Metabolic: optimize FDA label retrieval and the DailyMed mirror
For obesity and metabolic disease brands, the priority is ensuring the FDA label — already the #1 or #2 cited source — is current and accessible through multiple indexed paths: verify DailyMed reflects the most recent label, ensure manufacturer-hosted prescribing information pages are fully indexed, and link directly to current label language from any clinical education content. Track off-label leakage from same-molecule sister brands through regular Perplexity audits so MLR teams have advance signal on AI-surfaced safety language.
Dermatology: society plus EU regulatory plus selective specialist hub syndication
For psoriasis and AD brands, the three-archetype equilibrium requires a three-track content strategy: (1) maintain AAD representation and ensure AAD-published clinical data is well-indexed; (2) for brands with EU approval, connect owned content to ema.europa.eu EPARs and publish optimised EPAR summaries; (3) selectively syndicate to specialist disease hubs — dermnetnz.org and psoriasis-hub.com are already top-five citation sources for psoriasis — with front-loaded treatment comparison content, since 44.2% of AI citations come from the first 30% of source content.

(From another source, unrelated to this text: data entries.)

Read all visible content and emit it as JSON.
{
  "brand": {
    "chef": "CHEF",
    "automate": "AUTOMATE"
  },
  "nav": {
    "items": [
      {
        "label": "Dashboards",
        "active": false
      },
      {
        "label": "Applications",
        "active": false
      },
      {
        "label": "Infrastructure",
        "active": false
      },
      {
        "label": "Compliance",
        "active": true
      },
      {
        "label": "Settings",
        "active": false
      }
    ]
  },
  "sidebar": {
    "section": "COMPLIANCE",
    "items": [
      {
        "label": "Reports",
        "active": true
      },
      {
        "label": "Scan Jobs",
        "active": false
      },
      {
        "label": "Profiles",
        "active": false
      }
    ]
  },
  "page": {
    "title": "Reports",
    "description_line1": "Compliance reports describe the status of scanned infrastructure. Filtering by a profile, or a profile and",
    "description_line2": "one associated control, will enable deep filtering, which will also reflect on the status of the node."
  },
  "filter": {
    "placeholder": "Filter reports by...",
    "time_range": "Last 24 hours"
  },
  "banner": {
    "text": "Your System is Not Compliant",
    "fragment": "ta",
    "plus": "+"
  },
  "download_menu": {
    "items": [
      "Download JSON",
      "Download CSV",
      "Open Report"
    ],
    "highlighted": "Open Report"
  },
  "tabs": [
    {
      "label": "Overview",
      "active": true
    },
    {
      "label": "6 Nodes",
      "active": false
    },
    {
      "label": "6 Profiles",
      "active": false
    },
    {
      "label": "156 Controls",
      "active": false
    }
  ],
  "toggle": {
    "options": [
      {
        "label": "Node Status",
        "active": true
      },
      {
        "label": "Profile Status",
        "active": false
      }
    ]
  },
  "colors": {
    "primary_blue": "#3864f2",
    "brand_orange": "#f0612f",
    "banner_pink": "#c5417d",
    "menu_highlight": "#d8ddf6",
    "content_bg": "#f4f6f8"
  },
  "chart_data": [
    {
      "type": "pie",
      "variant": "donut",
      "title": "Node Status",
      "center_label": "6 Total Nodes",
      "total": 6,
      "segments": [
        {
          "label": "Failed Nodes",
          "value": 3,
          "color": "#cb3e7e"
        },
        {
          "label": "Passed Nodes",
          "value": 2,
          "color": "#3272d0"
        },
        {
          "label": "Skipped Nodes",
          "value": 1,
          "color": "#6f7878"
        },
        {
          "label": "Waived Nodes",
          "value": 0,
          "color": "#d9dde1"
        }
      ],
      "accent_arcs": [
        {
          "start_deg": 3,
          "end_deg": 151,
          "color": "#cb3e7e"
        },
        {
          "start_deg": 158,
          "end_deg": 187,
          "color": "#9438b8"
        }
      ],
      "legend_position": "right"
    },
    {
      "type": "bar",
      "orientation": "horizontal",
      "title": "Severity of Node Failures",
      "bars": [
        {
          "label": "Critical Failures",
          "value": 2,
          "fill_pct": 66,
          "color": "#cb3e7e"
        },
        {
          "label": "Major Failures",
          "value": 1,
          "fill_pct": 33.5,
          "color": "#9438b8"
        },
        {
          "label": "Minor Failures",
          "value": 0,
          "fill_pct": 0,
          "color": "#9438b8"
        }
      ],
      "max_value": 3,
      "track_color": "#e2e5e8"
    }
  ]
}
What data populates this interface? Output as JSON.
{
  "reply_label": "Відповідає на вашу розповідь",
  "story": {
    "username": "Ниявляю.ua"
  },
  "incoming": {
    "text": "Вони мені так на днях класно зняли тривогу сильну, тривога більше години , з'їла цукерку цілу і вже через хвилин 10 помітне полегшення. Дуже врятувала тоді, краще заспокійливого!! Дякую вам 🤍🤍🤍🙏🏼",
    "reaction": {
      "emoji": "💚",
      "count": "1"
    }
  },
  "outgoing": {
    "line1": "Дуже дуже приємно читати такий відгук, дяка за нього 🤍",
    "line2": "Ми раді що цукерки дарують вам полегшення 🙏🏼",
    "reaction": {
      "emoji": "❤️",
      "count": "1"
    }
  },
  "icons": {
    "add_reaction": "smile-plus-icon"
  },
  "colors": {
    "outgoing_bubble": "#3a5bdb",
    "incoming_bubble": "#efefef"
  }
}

No universal playbook. Only TA-specific ones.
The core finding from the May 2026 PharmaGEO source data: the sources AI systems cite for oncology bear almost no structural resemblance to those cited for obesity, and neither resembles the psoriasis or AD stack. A brand team that treats “authoritative pharma sources” as a single category will be well-calibrated for one TA and misaligned for the rest. The four archetypes — society guideline, regulatory primary, peer-reviewed literature, and specialist hub — are present in every TA. What changes is the weighting: which archetype dominates determines which content investment delivers the highest citation yield. Getting that weighting right is TA-specific work. There is no shortcut through a generic best-practices framework, because the citation graph does not have one either.